Stem Cells From Blood Sample

 

Scientists at Cambridge University in the UK have found a way to make stem cells out of blood. An article in the university's Research News section says that the discovery increases "the hope that scientists could one day use stem cells made from patients’ own cells to treat cardiovascular disease."  The research was in the journal Stem Cells: Translational Medicine.

The study outlines a method in which scientists can get the cells they need to make "induced pluripotent stem cells" from a routine blood sample. Until now, researchers have not been able to locate an appropriate cell in blood that could be turned into a stem cell. Instead, they have made, and often make cells from skin or other tissues, which can require a surgical procedure such as a biopsy.

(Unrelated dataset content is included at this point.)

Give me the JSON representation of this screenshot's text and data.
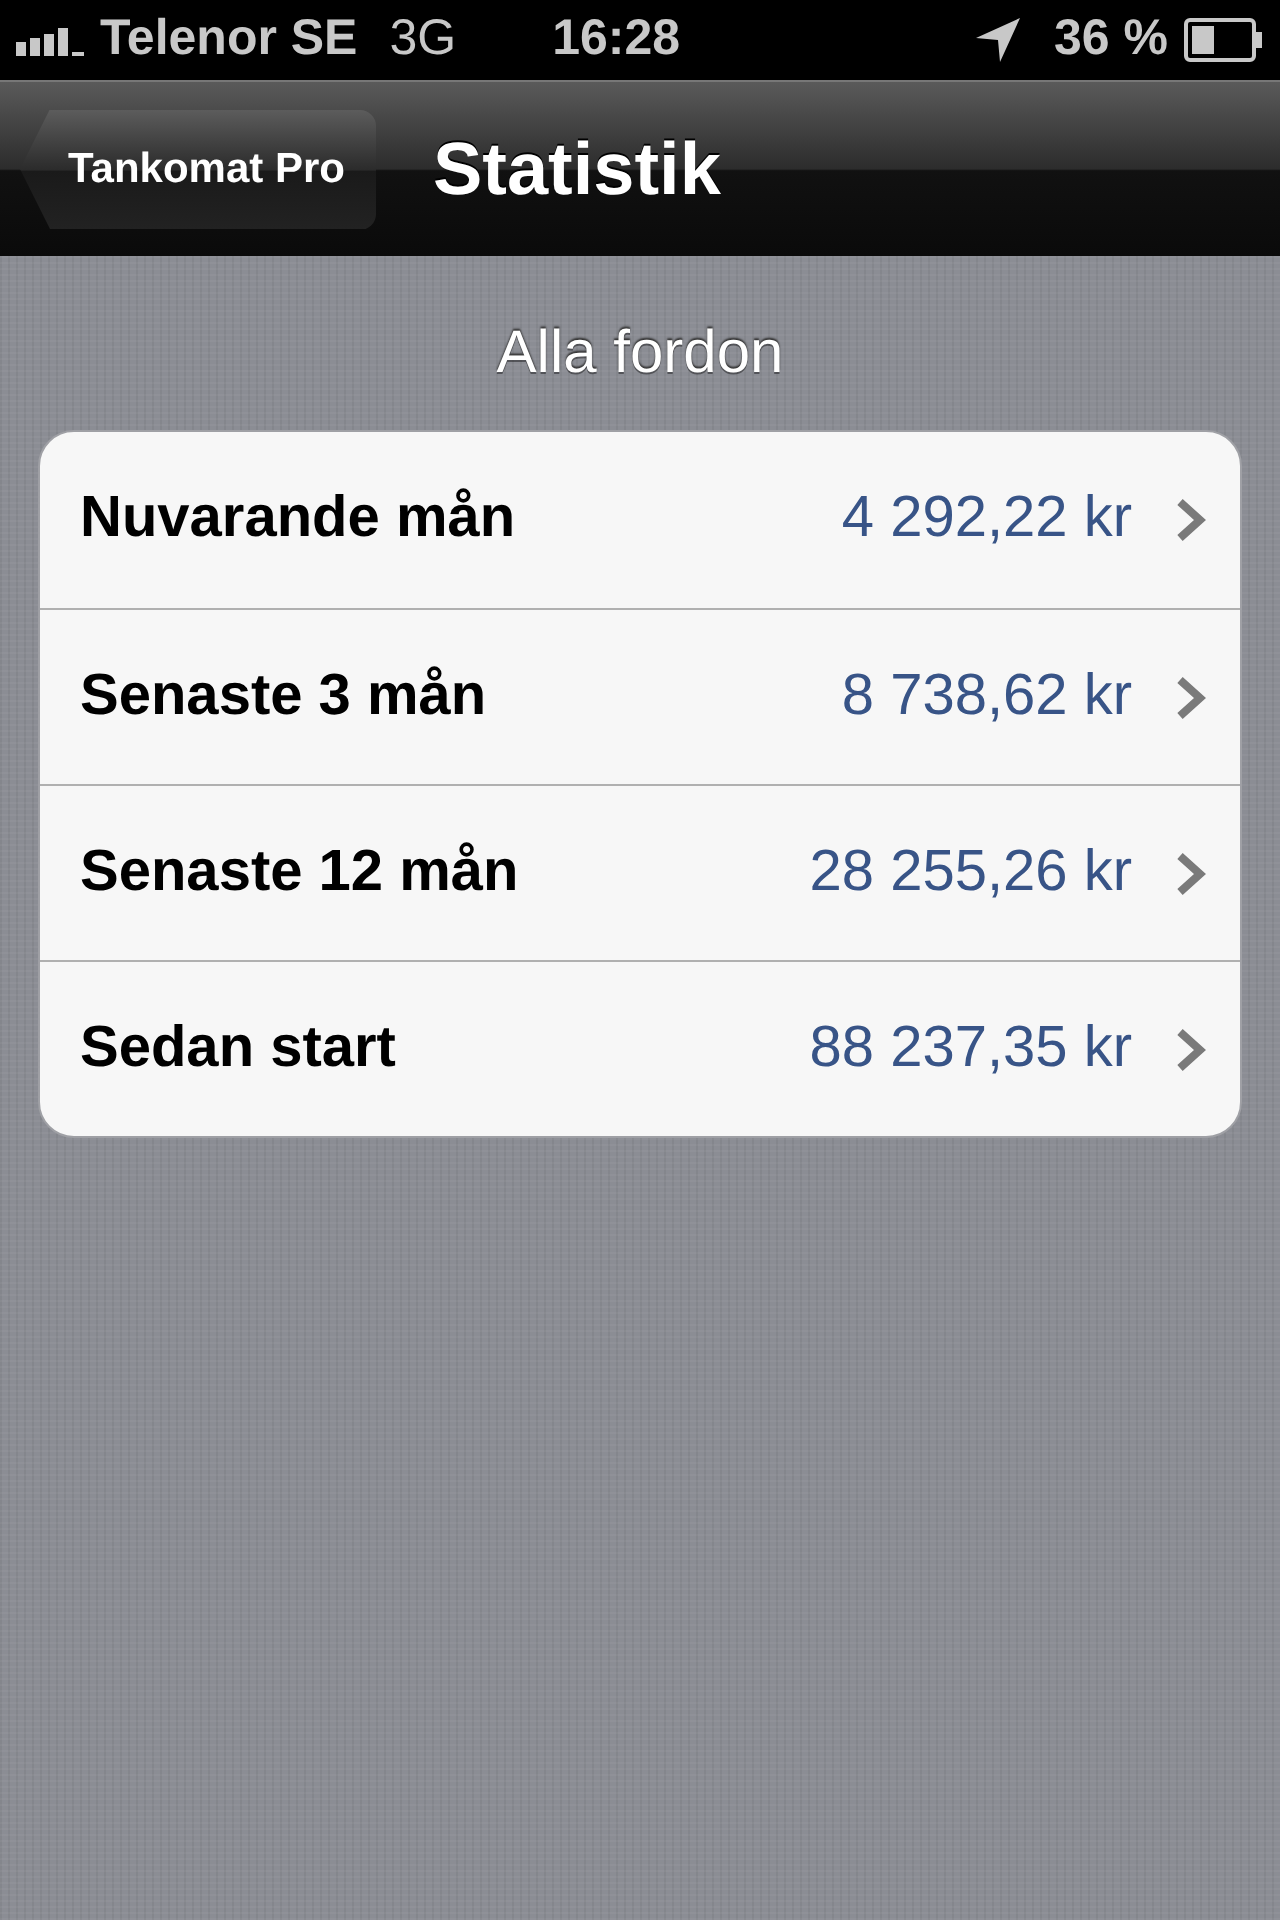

Dr Amer Rana and his colleagues at the University of Cambridge grew patients’ blood in the lab and isolated what are known as "late outgrowth endothelial progenitor cells." The Research News article quotes Dr. Rana as saying

“We are excited to have developed a practical and efficient method to create stem cells from a cell type found in blood. Tissue biopsies are undesirable – particularly for children and the elderly – whereas taking blood samples is routine for all patients.Researchers can freeze and store the blood cells, and then turn them into iPS cells at a later stage, rather than having to transform them as soon as they are sourced, as is the case for other cell types used previously. This will have tremendous practical value – prolonging the ‘use by date’ of patient samples.”